All Children Are Unique

Happy Month of the Military Child! It’s that time of year where we celebrate military-connected children for the strength, talent, resiliency, grit, and stick-with-it-ness they exhibit in the midst of constant transition and change.

No doubt, milkids are truly extraordinary in every way, including those with exceptional needs.

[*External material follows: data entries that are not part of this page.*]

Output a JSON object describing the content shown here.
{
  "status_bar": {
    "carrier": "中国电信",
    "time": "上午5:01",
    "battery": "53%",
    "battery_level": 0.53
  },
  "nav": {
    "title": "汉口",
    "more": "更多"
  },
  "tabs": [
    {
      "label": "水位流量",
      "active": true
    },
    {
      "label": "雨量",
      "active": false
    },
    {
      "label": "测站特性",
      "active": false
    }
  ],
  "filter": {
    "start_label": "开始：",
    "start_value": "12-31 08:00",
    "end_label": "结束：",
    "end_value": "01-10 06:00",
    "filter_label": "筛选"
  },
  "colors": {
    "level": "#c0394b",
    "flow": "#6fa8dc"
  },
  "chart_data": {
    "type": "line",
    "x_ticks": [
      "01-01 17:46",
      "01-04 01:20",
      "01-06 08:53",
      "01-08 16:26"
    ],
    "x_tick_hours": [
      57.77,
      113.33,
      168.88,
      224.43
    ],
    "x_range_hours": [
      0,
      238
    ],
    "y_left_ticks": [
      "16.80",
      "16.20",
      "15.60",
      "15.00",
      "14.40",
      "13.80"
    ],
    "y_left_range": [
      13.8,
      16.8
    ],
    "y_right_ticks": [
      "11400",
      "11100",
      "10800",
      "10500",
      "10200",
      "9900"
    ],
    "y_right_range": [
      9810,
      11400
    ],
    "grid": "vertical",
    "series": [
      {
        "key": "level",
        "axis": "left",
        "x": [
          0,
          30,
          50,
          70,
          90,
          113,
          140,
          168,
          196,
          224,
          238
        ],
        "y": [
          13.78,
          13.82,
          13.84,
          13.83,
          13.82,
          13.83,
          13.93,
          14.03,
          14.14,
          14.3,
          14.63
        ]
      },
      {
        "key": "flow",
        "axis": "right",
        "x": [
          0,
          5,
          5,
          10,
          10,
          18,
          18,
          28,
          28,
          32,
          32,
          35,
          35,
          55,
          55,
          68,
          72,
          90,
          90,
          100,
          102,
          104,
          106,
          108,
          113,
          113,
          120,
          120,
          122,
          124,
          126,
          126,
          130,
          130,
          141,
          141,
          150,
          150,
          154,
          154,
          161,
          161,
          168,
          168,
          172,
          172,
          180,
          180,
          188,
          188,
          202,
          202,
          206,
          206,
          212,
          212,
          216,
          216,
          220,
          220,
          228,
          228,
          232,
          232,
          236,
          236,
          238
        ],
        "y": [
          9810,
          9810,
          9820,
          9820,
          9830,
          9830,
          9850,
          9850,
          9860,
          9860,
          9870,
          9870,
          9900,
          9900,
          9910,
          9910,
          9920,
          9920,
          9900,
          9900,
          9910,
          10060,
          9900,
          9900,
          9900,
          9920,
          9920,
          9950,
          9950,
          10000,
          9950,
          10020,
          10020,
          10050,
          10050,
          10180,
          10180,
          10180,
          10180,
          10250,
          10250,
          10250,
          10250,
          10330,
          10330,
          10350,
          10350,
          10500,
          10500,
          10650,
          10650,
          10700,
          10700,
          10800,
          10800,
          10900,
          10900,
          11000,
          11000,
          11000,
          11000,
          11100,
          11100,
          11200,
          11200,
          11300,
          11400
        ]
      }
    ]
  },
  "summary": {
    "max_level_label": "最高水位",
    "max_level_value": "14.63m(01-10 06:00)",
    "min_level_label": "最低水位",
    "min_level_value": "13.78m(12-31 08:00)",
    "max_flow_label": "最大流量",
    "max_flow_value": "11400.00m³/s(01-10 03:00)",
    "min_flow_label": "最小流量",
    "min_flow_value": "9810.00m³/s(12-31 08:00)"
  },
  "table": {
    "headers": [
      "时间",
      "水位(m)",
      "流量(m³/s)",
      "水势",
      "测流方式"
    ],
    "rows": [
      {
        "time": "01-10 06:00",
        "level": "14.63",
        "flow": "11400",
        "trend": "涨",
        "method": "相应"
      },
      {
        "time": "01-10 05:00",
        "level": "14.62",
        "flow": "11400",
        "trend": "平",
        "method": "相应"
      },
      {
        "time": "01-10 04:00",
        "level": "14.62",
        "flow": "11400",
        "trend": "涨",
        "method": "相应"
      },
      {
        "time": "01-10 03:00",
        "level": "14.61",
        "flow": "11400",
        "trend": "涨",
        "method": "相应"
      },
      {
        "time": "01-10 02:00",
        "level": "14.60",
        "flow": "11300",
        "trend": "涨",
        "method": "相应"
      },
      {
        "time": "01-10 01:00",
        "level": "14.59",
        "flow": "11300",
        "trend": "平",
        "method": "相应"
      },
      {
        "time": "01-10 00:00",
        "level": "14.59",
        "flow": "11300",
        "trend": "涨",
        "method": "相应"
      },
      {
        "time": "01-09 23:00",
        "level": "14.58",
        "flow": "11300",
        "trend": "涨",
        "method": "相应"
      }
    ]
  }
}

As a parent of five military-connected children, including Zeke, who was born with Down syndrome, I’m often asked what it’s like raising a child with special needs in the Active Duty military lifestyle.

My response: Difficult.

But some of life’s greatest gifts are cloaked in a challenge – like a jewel inside a stone or a pink starburst in an extra sticky wrapper. Teaching our children that greatness is measured by what it takes to discourage them and then rejoicing as they surpass expectations is a gem I wouldn’t trade. And this is not untrue for Zeke. The journey of being a military-connected kid has created in him a unique strength, bravery, and spunk – the undeniable “force” within him that makes it impossible to accept defeat.   

It’s common for any parent of a child born with a disability to experience shock, sadness and fear over the unknowns of raising a child with special needs.

Will he have friends? Will he get sick often? Will he learn to read? Will he ever live independently? And as I reflect back over Zeke’s 15 years of life, one of the most profound and normalizing things communicated to me as a young mom was the truth that all children are unique and gifted with interests, skills, talents, and abilities regardless of developmental limitations. “Treat Zeke exactly like you would your other children” and he will rise to meet those expectations.  

This, shared with me by a private school administrator, who the following week denied Zeke entrance to her school citing an inability to educate him.  

I quickly learned that kind words and a caring, sensitive heart are not indicators of tangible resources including well-trained staff. So often, education professionals desperately want to provide a greater level of opportunity for their students, but lack the training, support, empowerment or resources needed to feel like it can be accomplished. This experience broke my heart, and lit the fire of passion for advocacy, collaboration, awareness, equality, and opportunity;  

Zeke, now a freshman in high school, has successfully transitioned through five public schools, two private schools, and even three-semesters as a homeschooled student. He has friends all over the globe, is rarely sick, reads like a champ, and is on a promising pathway to live an independent life; he continues to make forward progress in academic learning and social relationships.

He’s experienced rejection, been denied access to services, fallen behind in meaningful academic progress, and year after year has unmet individualized education program (IEP) goals.

Yes, all of this is true.

When moving to a new duty station and making housing and school decisions, my husband and I consider community culture and attitudes toward disability, as well as support for professional learning. We have seen seasons of outstanding progress thanks to passionate professionals who implemented creative, out-of-the-box methods when fancy resources were limited. We also regularly struggle to gain and sustain appropriate medical care and equipment to meet Zeke’s unique health needs; also indicative of the transitory military lifestyle.

But when I consider celebrating Zeke during Month of the Military Child, the festivities are incomplete without expressing gratitude for the amazing community of professionals who, at every stop on the journey, have labored long hours in the trenches of love to help us cultivate Zeke’s superpowers of resiliency. Yes, there are many challenges to raising an exceptional MilKid, and this is why we continue to advocate and raise awareness, but also many wonderful partners along the way. They are the creative. The passionate. The determined!

We are so grateful for you!

Here are just a few of the education leaders who have made a personal difference for Zeke as a MilKid:

  • Kathy Davis, Grissom Elementary: His kindergarten special education teacher who modified everything to accommodate him in every context of school life and set him on a trajectory for success
  • Natalie Gould and Jessica Case, Tulsa Public Schools: His elementary general education teachers who had the patience of Job and taught him appropriate behaviors
  • Danielle Meier, Chloe Clark Elementary: His speech therapist who emphasized the importance of phonics and set a foundation for learning to read
  • Courtney Widman, Steilacoom Historical School District: The second grade teacher who modeled “integrity of services” delivering Zeke’s specifically designed instruction in her general education classroom and won Teacher of the Year
  • Casey Wyatt, Chloe Clark Elementary: The assistant principal who was his fierce advocate
  • Nikki Rasmussen, Tacoma Baptist School: The private school teacher who refused to give up teaching him to read
  • Brenda Russell, Central Texas Christian School: The private school principal who not only admitted Zeke, but championed for him to have access to opportunities and peer acceptance
  • Amanda Necessary, Belton Independent School District: The assistant principal who took a risk and placed Zeke on the school wide leadership team because she saw his potential, and
  • Sydney Baldomero, Cheyenne Mountain High School, District 12: The paraprofessional who daily encourages his creativity and helped him to paint “The Child” during art class!

In the words of Rose Tico from Star Wars: The Last Jedi“That’s how we’re going to win. Not by fighting what we hate, but saving what we love.”